St. Aditya, the patron saint of banned Mefites.

His miracle? Apparently getting friends to actually let him use their PayPal accts. to get back in here!
posted by Danf at 9:59 AM on October 18, 2010


acb I thought that the current consensus was that Patrick never actually existed, and the only reason he's still a Saint is because the Church knows that every Irish Catholic would go into open revolt if they ever tried to decanonize him? Which would make both the snakes and heathens equally plausible!

Actually, aren't a lot of the Irish Saints just the old Irish gods repackaged (like Brigid)?
posted by sotonohito at 11:39 AM on October 18, 2010


Patrick never drove actual snakes out of Ireland; the accounts of him having done so are a metaphor for wiping out pagan religious practices.

OK, so what's the invention of whiskey a metaphor for? Delivering people to salvation?
posted by UbuRoivas at 1:37 PM on October 18, 2010


By the way, sorry if that's truly ignorant but I always thought Sainthood was a result of turning water into wine or driving all the snakes out of Ireland or somesuch

In the interest of dispelling ignorance....here is what I was told about sainthood.
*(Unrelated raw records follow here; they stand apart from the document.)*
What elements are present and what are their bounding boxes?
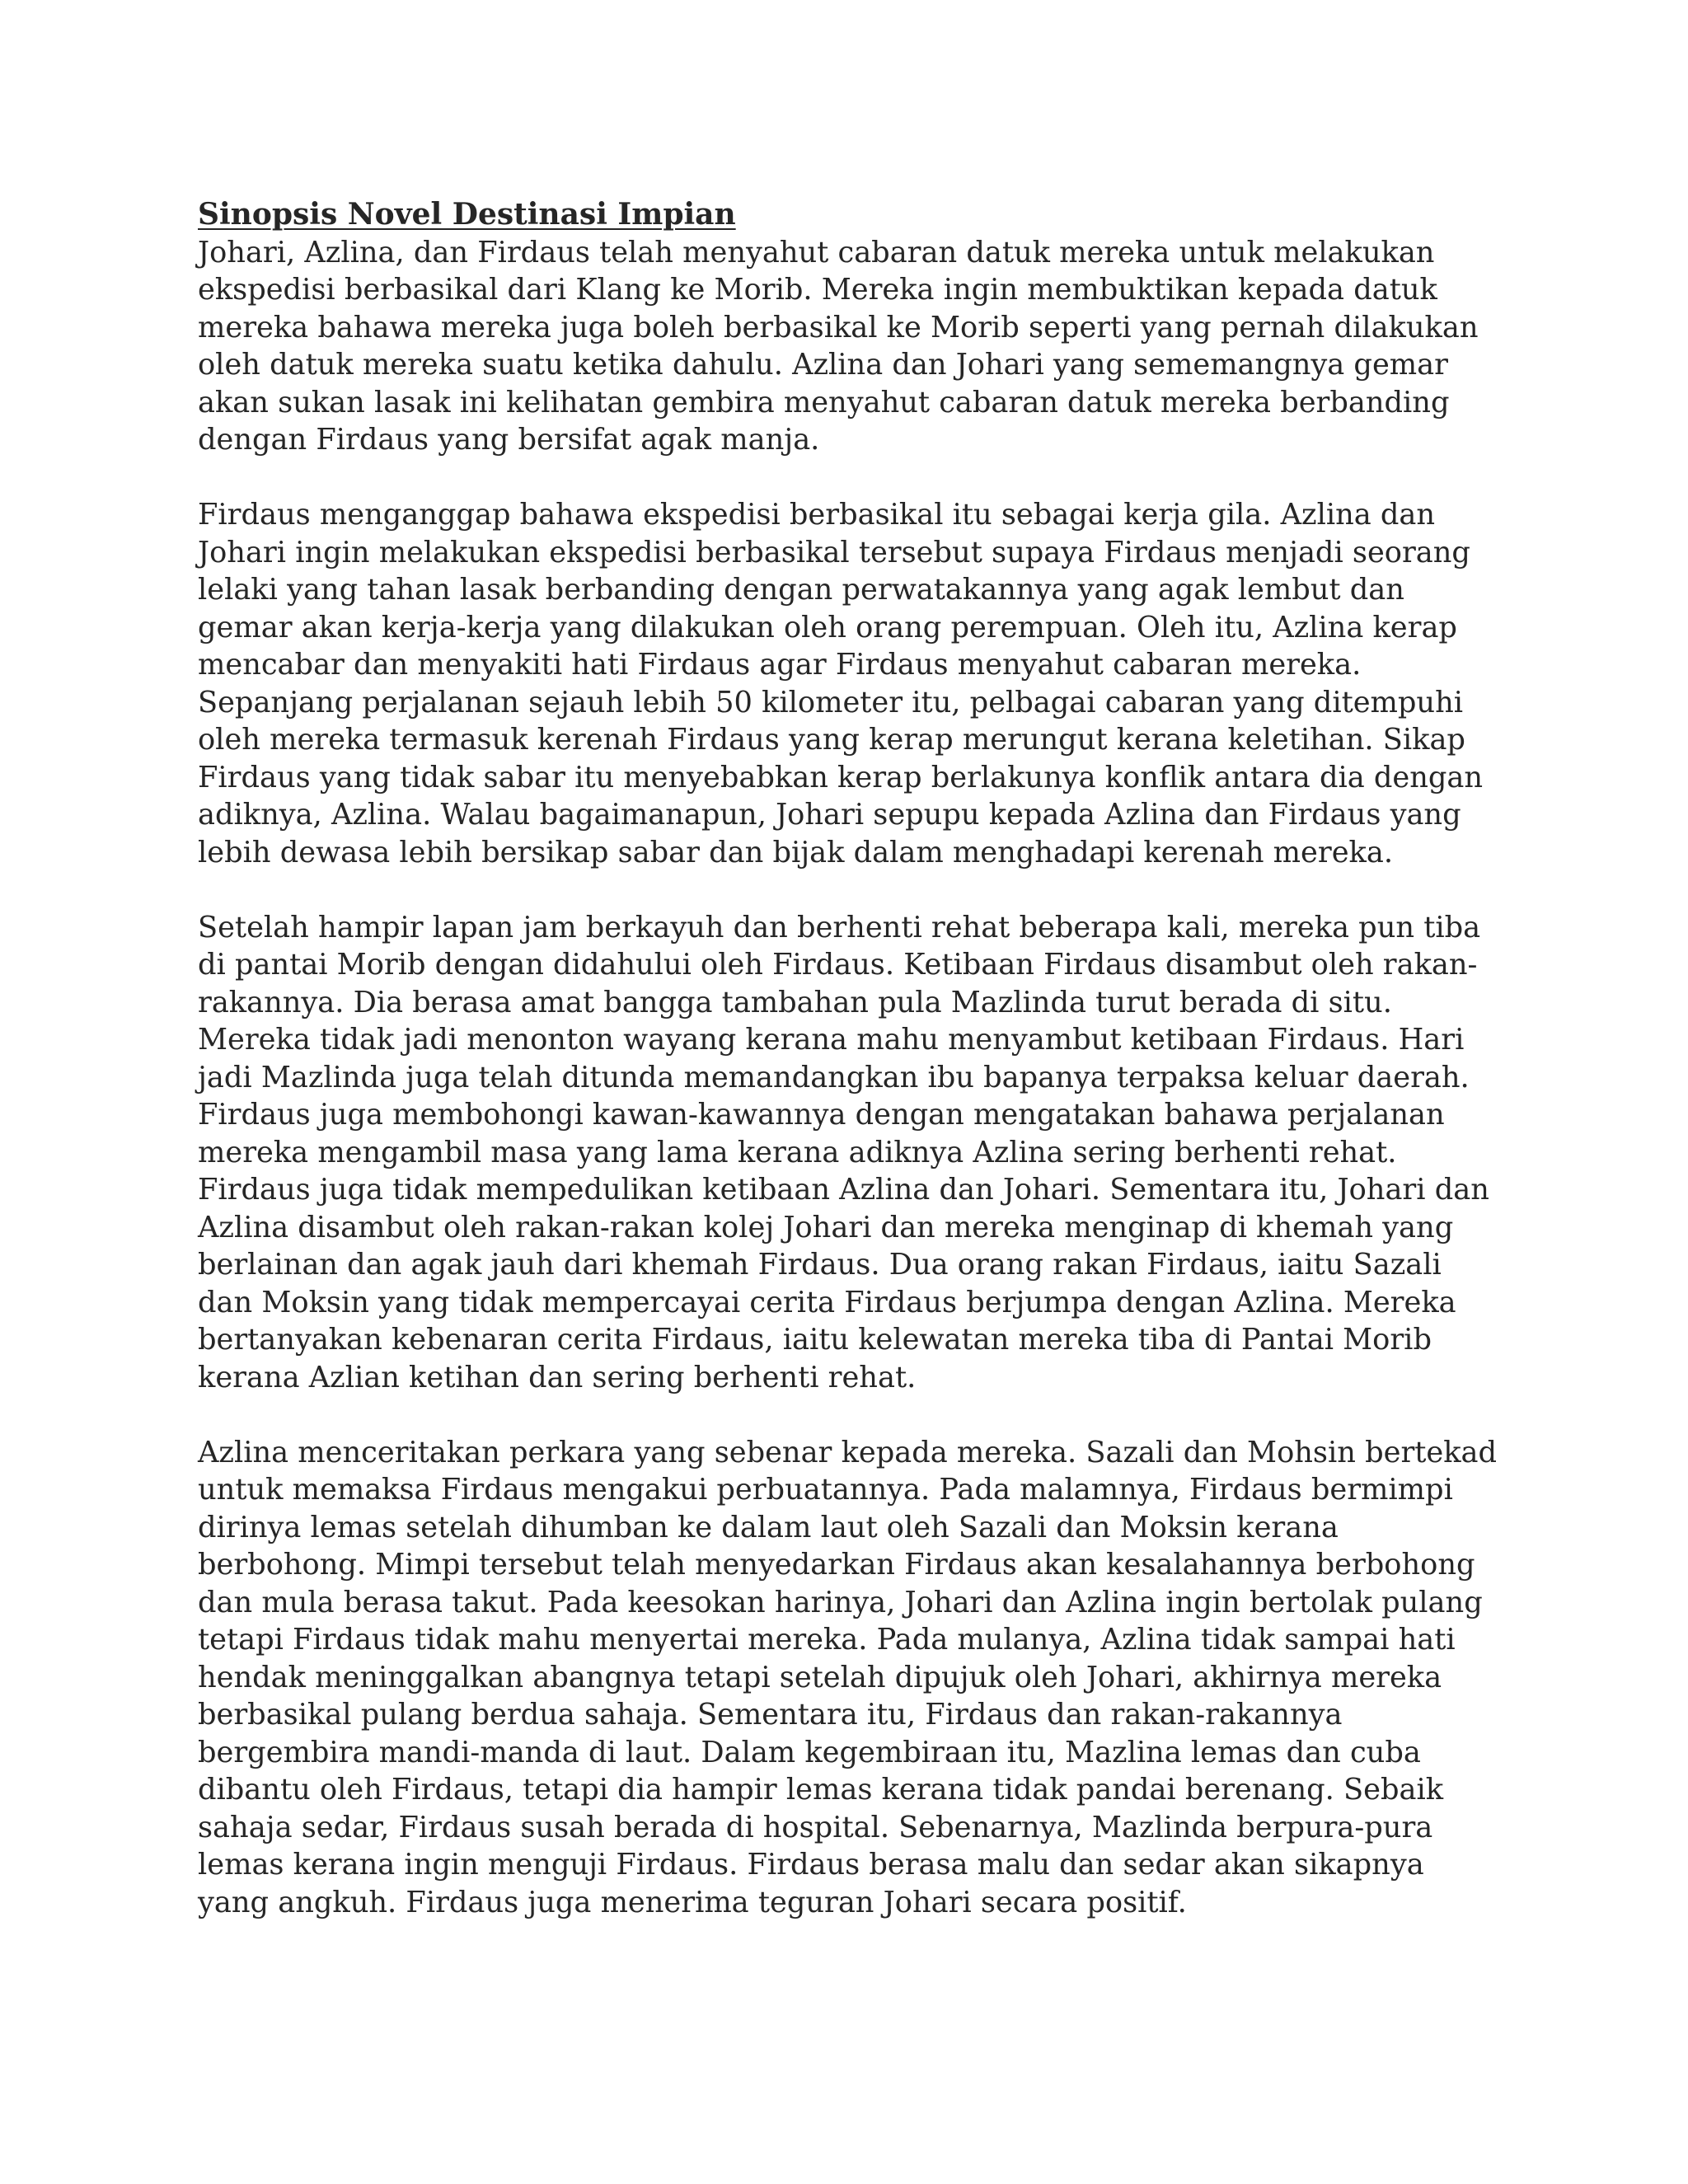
document-body: [198, 196, 1500, 1921]
document-title: Sinopsis Novel Destinasi Impian: [198, 197, 736, 232]
paragraph-4: Azlina menceritakan perkara yang sebenar kepada mereka. Sazali dan Mohsin bertekad untuk memaksa Firdaus mengakui perbuatannya. Pada malamnya, Firdaus bermimpi dirinya lemas setelah dihumban ke dalam laut oleh Sazali dan Moksin kerana berbohong. Mimpi tersebut telah menyedarkan Firdaus akan kesalahannya berbohong dan mula berasa takut. Pada keesokan harinya, Johari dan Azlina ingin bertolak pulang tetapi Firdaus tidak mahu menyertai mereka. Pada mulanya, Azlina tidak sampai hati hendak meninggalkan abangnya tetapi setelah dipujuk oleh Johari, akhirnya mereka berbasikal pulang berdua sahaja. Sementara itu, Firdaus dan rakan-rakannya bergembira mandi-manda di laut. Dalam kegembiraan itu, Mazlina lemas dan cuba dibantu oleh Firdaus, tetapi dia hampir lemas kerana tidak pandai berenang. Sebaik sahaja sedar, Firdaus susah berada di hospital. Sebenarnya, Mazlinda berpura-pura lemas kerana ingin menguji Firdaus. Firdaus berasa malu dan sedar akan sikapnya yang angkuh. Firdaus juga menerima teguran Johari secara positif.: [198, 1435, 1498, 1919]
paragraph-2: Firdaus menganggap bahawa ekspedisi berbasikal itu sebagai kerja gila. Azlina dan Johari ingin melakukan ekspedisi berbasikal tersebut supaya Firdaus menjadi seorang lelaki yang tahan lasak berbanding dengan perwatakannya yang agak lembut dan gemar akan kerja-kerja yang dilakukan oleh orang perempuan. Oleh itu, Azlina kerap mencabar dan menyakiti hati Firdaus agar Firdaus menyahut cabaran mereka. Sepanjang perjalanan sejauh lebih 50 kilometer itu, pelbagai cabaran yang ditempuhi oleh mereka termasuk kerenah Firdaus yang kerap merungut kerana keletihan. Sikap Firdaus yang tidak sabar itu menyebabkan kerap berlakunya konflik antara dia dengan adiknya, Azlina. Walau bagaimanapun, Johari sepupu kepada Azlina dan Firdaus yang lebih dewasa lebih bersikap sabar dan bijak dalam menghadapi kerenah mereka.: [198, 498, 1484, 869]
paragraph-3: Setelah hampir lapan jam berkayuh dan berhenti rehat beberapa kali, mereka pun tiba di pantai Morib dengan didahului oleh Firdaus. Ketibaan Firdaus disambut oleh rakan-rakannya. Dia berasa amat bangga tambahan pula Mazlinda turut berada di situ. Mereka tidak jadi menonton wayang kerana mahu menyambut ketibaan Firdaus. Hari jadi Mazlinda juga telah ditunda memandangkan ibu bapanya terpaksa keluar daerah. Firdaus juga membohongi kawan-kawannya dengan mengatakan bahawa perjalanan mereka mengambil masa yang lama kerana adiknya Azlina sering berhenti rehat. Firdaus juga tidak mempedulikan ketibaan Azlina dan Johari. Sementara itu, Johari dan Azlina disambut oleh rakan-rakan kolej Johari dan mereka menginap di khemah yang berlainan dan agak jauh dari khemah Firdaus. Dua orang rakan Firdaus, iaitu Sazali dan Moksin yang tidak mempercayai cerita Firdaus berjumpa dengan Azlina. Mereka bertanyakan kebenaran cerita Firdaus, iaitu kelewatan mereka tiba di Pantai Morib kerana Azlian ketihan dan sering berhenti rehat.: [198, 910, 1489, 1394]
paragraph-1: Johari, Azlina, dan Firdaus telah menyahut cabaran datuk mereka untuk melakukan ekspedisi berbasikal dari Klang ke Morib. Mereka ingin membuktikan kepada datuk mereka bahawa mereka juga boleh berbasikal ke Morib seperti yang pernah dilakukan oleh datuk mereka suatu ketika dahulu. Azlina dan Johari yang sememangnya gemar akan sukan lasak ini kelihatan gembira menyahut cabaran datuk mereka berbanding dengan Firdaus yang bersifat agak manja.: [198, 235, 1479, 457]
"Saint" just means "someone who's in heaven." (Actually, the ones in heaven are the "saints triumphant" -- the Catholics on earth are the "saints militant". So "saint" just means "believer" I suppose.) Anyone who is in heaven is a saint. My grandmother, if she's there, is a saint.

The reason the church doesn't automatically call out every last person who dies and says "yay, this person's a saint," is partly because they're hedging their bets; technically, we have no way of knowing what may have been lurking Grandma's head or heart or conscience at the exact moment of her death, and what secrets may have been lurking in her past.
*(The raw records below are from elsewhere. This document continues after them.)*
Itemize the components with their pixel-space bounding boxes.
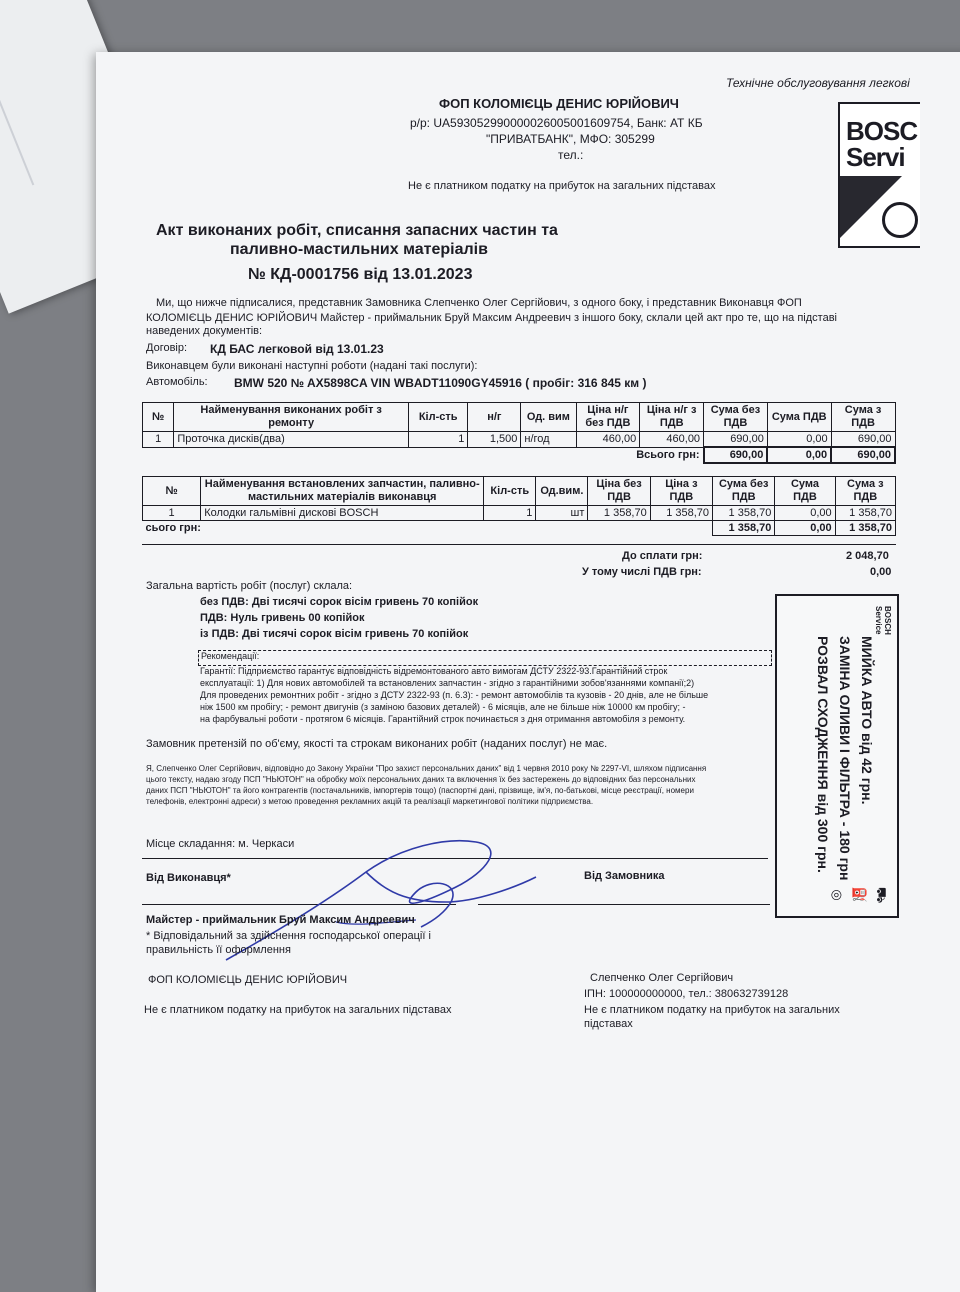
footer-customer-tax-1: Не є платником податку на прибуток на загальних (584, 1004, 840, 1016)
table-row: 1 Проточка дисків(два) 1 1,500 н/год 460,00 460,00 690,00 0,00 690,00 (143, 432, 896, 448)
bosch-service-logo: BOSC Servi (838, 102, 920, 248)
stamp-brand: BOSCH Service (874, 606, 892, 635)
company-account-2: "ПРИВАТБАНК", МФО: 305299 (486, 132, 655, 146)
intro-line-1: Ми, що нижче підписалися, представник Замовника Слепченко Олег Сергійович, з одного боку, і представник Виконавця ФОП (156, 297, 802, 309)
contract-value: КД БАС легковой від 13.01.23 (210, 342, 384, 356)
company-name: ФОП КОЛОМІЄЦЬ ДЕНИС ЮРІЙОВИЧ (439, 96, 679, 111)
wheel-icon: ◎ (830, 889, 845, 901)
place-of-issue: Місце складання: м. Черкаси (146, 838, 295, 850)
responsible-line-2: правильність її оформлення (146, 944, 291, 956)
company-account-1: р/р: UA593052990000026005001609754, Банк: АТ КБ (410, 116, 703, 130)
company-tax-note: Не є платником податку на прибуток на загальних підставах (408, 180, 716, 192)
contract-label: Договір: (146, 342, 188, 354)
doc-title-1: Акт виконаних робіт, списання запасних частин та (156, 222, 558, 239)
consent-line-3: даних ПСП "НЬЮТОН" та його контрагентів (постачальників, імпортерів тощо) (паспортні дані, прізвище, ім'я, по-батькові, місце реєстрації, номери (146, 786, 694, 795)
works-total-row: Всього грн: 690,00 0,00 690,00 (143, 447, 896, 463)
doc-number: № КД-0001756 від 13.01.2023 (248, 266, 473, 283)
consent-line-4: телефонів, електронні адреси) з метою проведення рекламних акцій та реалізації маркетингової політики підприємства. (146, 797, 594, 806)
no-claims: Замовник претензій по об'єму, якості та строкам виконаних робіт (наданих послуг) не має. (146, 738, 608, 750)
parts-table-header: № Найменування встановлених запчастин, паливно-мастильних матеріалів виконавця Кіл-сть Од.вим. Ціна без ПДВ Ціна з ПДВ Сума без ПДВ Сума ПДВ Сума з ПДВ (143, 477, 896, 506)
consent-line-2: цього тексту, надаю згоду ПСП "НЬЮТОН" на обробку моїх персональних даних та включення їх без застережень до відповідних баз персональних (146, 775, 696, 784)
consent-line-1: Я, Слепченко Олег Сергійович, відповідно до Закону України "Про захист персональних даних" від 1 червня 2010 року № 2297-VI, шляхом підписання (146, 764, 707, 773)
car-value: BMW 520 № AX5898CA VIN WBADT11090GY45916 ( пробіг: 316 845 км ) (234, 376, 647, 390)
guarantee-line-3: Для проведених ремонтних робіт - згідно з ДСТУ 2322-93 (п. 6.3): - ремонт автомобілів та кузовів - 20 днів, але не більше (200, 690, 709, 700)
total-with-vat: із ПДВ: Дві тисячі сорок вісім гривень 70 копійок (200, 628, 469, 640)
recommendations-box: Рекомендації: (198, 650, 772, 666)
guarantee-line-5: на фарбувальні роботи - протягом 6 місяців. Гарантійний строк починається з дня отримання автомобіля з ремонту. (200, 714, 686, 724)
stamp-icons (826, 884, 892, 906)
service-stamp (775, 594, 899, 918)
from-customer: Від Замовника (584, 870, 665, 882)
doc-title-2: паливно-мастильних матеріалів (230, 241, 488, 258)
document-page (96, 52, 960, 1292)
header-tag: Технічне обслуговування легкові (726, 76, 910, 90)
vat-label: У тому числі ПДВ грн: (582, 566, 702, 578)
vat-value: 0,00 (870, 566, 892, 578)
signature-image (216, 832, 546, 962)
to-pay-label: До сплати грн: (622, 550, 703, 562)
table-row: 1 Колодки гальмівні дискові BOSCH 1 шт 1 358,70 1 358,70 1 358,70 0,00 1 358,70 (143, 506, 896, 521)
from-executor: Від Виконавця* (146, 872, 231, 884)
guarantee-line-1: Гарантії: Підприємство гарантує відповідність відремонтованого авто вимогам ДСТУ 2322-93.Гарантійний строк (200, 666, 668, 676)
bosch-armature-icon (882, 202, 918, 238)
divider (142, 544, 896, 545)
guarantee-line-4: ніж 1500 км пробігу; - ремонт двигунів (з заміною базових деталей) - 6 місяців, але не більше ніж 10000 км пробігу; - (200, 702, 686, 712)
works-line: Виконавцем були виконані наступні роботи (надані такі послуги): (146, 360, 478, 372)
footer-executor-tax: Не є платником податку на прибуток на загальних підставах (144, 1004, 452, 1016)
parts-total-row: сього грн: 1 358,70 0,00 1 358,70 (143, 521, 896, 536)
stamp-line-3: РОЗВАЛ СХОДЖЕННЯ від 300 грн. (815, 636, 831, 873)
car-wash-icon: ⛟ (874, 886, 889, 904)
intro-line-2: КОЛОМІЄЦЬ ДЕНИС ЮРІЙОВИЧ Майстер - приймальник Бруй Максим Андреевич з іншого боку, склали цей акт про те, що на підставі (146, 312, 837, 324)
oil-can-icon: ⛽ (852, 886, 867, 904)
total-vat-words: ПДВ: Нуль гривень 00 копійок (200, 612, 365, 624)
footer-customer-tax-2: підставах (584, 1018, 633, 1030)
to-pay-value: 2 048,70 (846, 550, 889, 562)
responsible-line-1: * Відповідальний за здійснення господарської операції і (146, 930, 431, 942)
footer-customer-name: Слепченко Олег Сергійович (590, 972, 734, 984)
works-table-header: № Найменування виконаних робіт з ремонту Кіл-сть н/г Од. вим Ціна н/г без ПДВ Ціна н/г з ПДВ Сума без ПДВ Сума ПДВ Сума з ПДВ (143, 403, 896, 432)
parts-table (142, 476, 896, 536)
car-label: Автомобіль: (146, 376, 208, 388)
stamp-line-2: ЗАМІНА ОЛИВИ І ФІЛЬТРА - 180 грн (837, 636, 853, 881)
works-table (142, 402, 896, 464)
footer-executor-name: ФОП КОЛОМІЄЦЬ ДЕНИС ЮРІЙОВИЧ (148, 974, 348, 986)
guarantee-line-2: експлуатації: 1) Для нових автомобілей та встановлених запчастин - згідно з гарантійними зобов'язаннями компанії;2) (200, 678, 695, 688)
stamp-line-1: МИЙКА АВТО від 42 грн. (859, 636, 875, 805)
total-cost-label: Загальна вартість робіт (послуг) склала: (146, 580, 353, 592)
company-phone: тел.: (558, 148, 584, 162)
footer-customer-ipn: ІПН: 100000000000, тел.: 380632739128 (584, 988, 789, 1000)
total-no-vat: без ПДВ: Дві тисячі сорок вісім гривень 70 копійок (200, 596, 479, 608)
intro-line-3: наведених документів: (146, 325, 263, 337)
master-receiver: Майстер - приймальник Бруй Максим Андреевич (146, 914, 415, 926)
So for most folks -- well, it's not like the church is passing judgement saying "they're flawed so they're probably not saints," it's more like "we like to have really, really, really good odds before we start saying someone is or is not in heaven". With people who have officially been deemed saints, it's the church's way of saying, "okay, it's really pretty good odds that THIS person's in heaven." That's why there are these specific conditions -- it's sort of the church's way of checking whether it's a safe bet.
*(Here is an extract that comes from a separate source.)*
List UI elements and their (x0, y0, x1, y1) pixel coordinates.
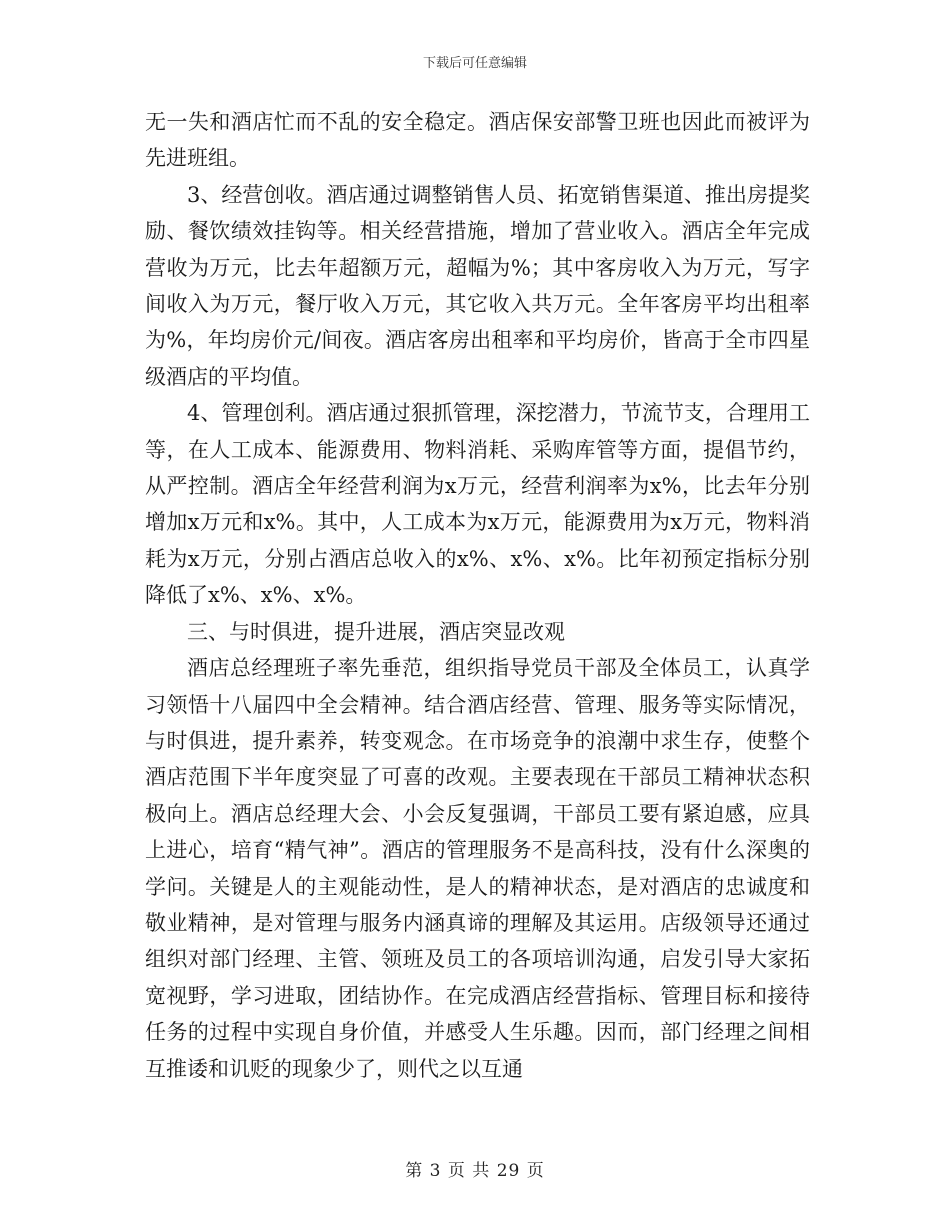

So as far as the church is concerned, it's very possible my grandma is playing poker with St. Anthony right this very minute. They just don't want to say DEFINITELY that she is yet until they see better odds. St. Anthony, though, they've seen enough evidence to be pretty sure he is, so they gave him that title.

(Personally, I like to think that whereever she is, Grandma IS playing poker.)
posted by EmpressCallipygos at 4:52 PM on October 18, 2010 [3 favorites]


OK, so what's the invention of whiskey a metaphor for? Delivering people to salvation?

That was probably to make it more marketable. Much like keeping Yule and all its pagan traditions (the feasting, the gift-giving) and conveniently deciding that Jesus was born then and it's really about that.
posted by acb at 4:40 AM on October 19, 2010



I'm astonished that the 'miracles' haven't attracted more criticism.